How do you locate Sriram Raghavan in his deliciously twisted films, populated by morally wayward characters, shadowy pasts, and lives circling prison bars? The director has a disarmingly simple answer: cats. “I love them, so they are always there in my films,” he says. But in his latest, Ikkis, the most revealing trace of Raghavan may not be a visual motif at all. It lies in the film’s politics.
Based on the life of Arun Khetarpal, the youngest recipient of the Param Vir Chakra award, Ikkis centered around the Battle of Basantar during the 1971 India–Pakistan War. The film drew praise for its empathy and its idea of patriotism anchored in people, institutions and memory instead of loud, muscular nationalism.
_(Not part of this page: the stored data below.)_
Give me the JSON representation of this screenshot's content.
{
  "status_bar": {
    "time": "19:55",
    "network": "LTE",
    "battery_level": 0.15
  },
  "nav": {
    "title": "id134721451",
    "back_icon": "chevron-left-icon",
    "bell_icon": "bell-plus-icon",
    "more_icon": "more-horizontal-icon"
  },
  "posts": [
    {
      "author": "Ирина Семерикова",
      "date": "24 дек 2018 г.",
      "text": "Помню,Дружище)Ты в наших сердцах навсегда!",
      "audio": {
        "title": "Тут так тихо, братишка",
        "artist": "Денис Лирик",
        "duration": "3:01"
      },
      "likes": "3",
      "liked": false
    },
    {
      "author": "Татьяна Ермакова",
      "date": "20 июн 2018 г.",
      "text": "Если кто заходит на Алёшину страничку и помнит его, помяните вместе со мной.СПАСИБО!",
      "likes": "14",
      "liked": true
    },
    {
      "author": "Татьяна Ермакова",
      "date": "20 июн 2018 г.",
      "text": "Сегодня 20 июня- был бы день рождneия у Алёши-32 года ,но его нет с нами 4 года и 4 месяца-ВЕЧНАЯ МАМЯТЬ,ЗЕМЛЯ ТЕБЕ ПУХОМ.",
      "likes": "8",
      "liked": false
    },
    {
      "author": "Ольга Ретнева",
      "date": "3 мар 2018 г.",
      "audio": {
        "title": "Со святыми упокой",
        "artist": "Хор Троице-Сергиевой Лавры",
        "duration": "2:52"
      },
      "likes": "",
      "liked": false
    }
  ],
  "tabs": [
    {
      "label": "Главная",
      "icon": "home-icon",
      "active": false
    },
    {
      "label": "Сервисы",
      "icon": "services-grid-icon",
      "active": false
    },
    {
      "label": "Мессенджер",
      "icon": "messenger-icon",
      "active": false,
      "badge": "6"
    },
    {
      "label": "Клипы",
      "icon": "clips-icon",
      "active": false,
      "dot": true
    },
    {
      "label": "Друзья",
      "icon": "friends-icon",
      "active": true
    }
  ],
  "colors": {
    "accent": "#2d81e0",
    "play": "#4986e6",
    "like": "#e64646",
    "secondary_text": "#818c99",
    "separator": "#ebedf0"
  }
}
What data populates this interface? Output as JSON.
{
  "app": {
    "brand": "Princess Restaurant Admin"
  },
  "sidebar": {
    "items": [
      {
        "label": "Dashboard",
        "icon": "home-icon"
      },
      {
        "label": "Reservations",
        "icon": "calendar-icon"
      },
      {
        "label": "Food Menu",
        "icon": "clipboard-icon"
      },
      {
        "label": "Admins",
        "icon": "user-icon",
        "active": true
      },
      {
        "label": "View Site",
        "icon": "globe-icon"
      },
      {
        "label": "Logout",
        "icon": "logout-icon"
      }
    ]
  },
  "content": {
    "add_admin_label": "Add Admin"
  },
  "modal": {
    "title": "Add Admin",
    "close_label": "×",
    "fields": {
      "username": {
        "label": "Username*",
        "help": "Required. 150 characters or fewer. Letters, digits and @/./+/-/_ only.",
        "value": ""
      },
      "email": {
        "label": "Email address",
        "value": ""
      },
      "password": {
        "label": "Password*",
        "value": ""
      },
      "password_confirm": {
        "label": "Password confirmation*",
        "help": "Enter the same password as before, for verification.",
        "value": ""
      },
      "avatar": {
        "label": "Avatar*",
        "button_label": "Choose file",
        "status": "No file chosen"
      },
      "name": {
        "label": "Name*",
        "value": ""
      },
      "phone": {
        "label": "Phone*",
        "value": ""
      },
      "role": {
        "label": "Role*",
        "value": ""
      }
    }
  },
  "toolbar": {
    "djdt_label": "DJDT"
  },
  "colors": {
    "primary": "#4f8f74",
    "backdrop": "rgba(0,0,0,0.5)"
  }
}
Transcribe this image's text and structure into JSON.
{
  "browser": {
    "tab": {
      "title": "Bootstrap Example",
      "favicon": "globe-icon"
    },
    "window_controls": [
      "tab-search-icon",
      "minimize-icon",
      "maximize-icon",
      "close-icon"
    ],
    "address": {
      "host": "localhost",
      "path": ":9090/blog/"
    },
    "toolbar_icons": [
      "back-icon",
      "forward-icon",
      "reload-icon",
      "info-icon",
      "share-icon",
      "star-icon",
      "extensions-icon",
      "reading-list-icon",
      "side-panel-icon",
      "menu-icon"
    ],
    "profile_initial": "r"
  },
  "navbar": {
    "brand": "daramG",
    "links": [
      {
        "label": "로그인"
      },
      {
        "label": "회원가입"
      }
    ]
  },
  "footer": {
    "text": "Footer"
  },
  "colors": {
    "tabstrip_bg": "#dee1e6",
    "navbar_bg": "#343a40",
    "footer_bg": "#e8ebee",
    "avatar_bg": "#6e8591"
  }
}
During a special 'Vartalaap' session organised by the Screenwriters Association (SWA), Sriram Raghavan was in conversation with filmmaker Satyanshu Singh when he was asked whether Ikkis — headlined by Agastya Nanda and featuring Dharmendra in his final screen outing — had faced any resistance from the industry.
“We were quite baffled, actually, by the response after the film came out,” Raghavan said in his quintessentially cool manner during the session, which was attended by filmmakers Charudutt Acharya, Hitesh Kewalya Anu Singh and lyricist Raj Shekhar, among others.
"All these scripts go through the army for vetting as they have to agree to it. That was four or five years back. After that, we had them on the set with us as well. The reaction of the armed forces when they saw the film was very good. Our first screening was for an audience of 800 plus people in Delhi, which was entirely army, top brass, veterans and young cadets. It was a solid screening, which was also our main, first big screening with outsiders."
When Singh asked whether he had ever sensed, during the making of Ikkis, that a section might react differently to the film, Raghavan recalled posing a similar question to producer Dinesh Vijan five years ago. “He said, ‘No—why are you saying that?’ I told him I didn’t feel it either. But he broke it down very simply: ‘The boy goes and destroys their tanks, the father goes and forgives. So what?’"
Raghavan added that every artist functions with a degree of self-censorship, choosing what to articulate and what to hold back.
“It becomes a bit crazy if I start censoring myself out of fear, when I feel I want to say something, but I’m scared to. If that happens, I have to find a way to do it. As filmmakers, that’s what we must do. Even in this case, I feel many of those who are objecting probably haven’t seen the film. Now that it’s out, I hope they watch it—then I will respond.”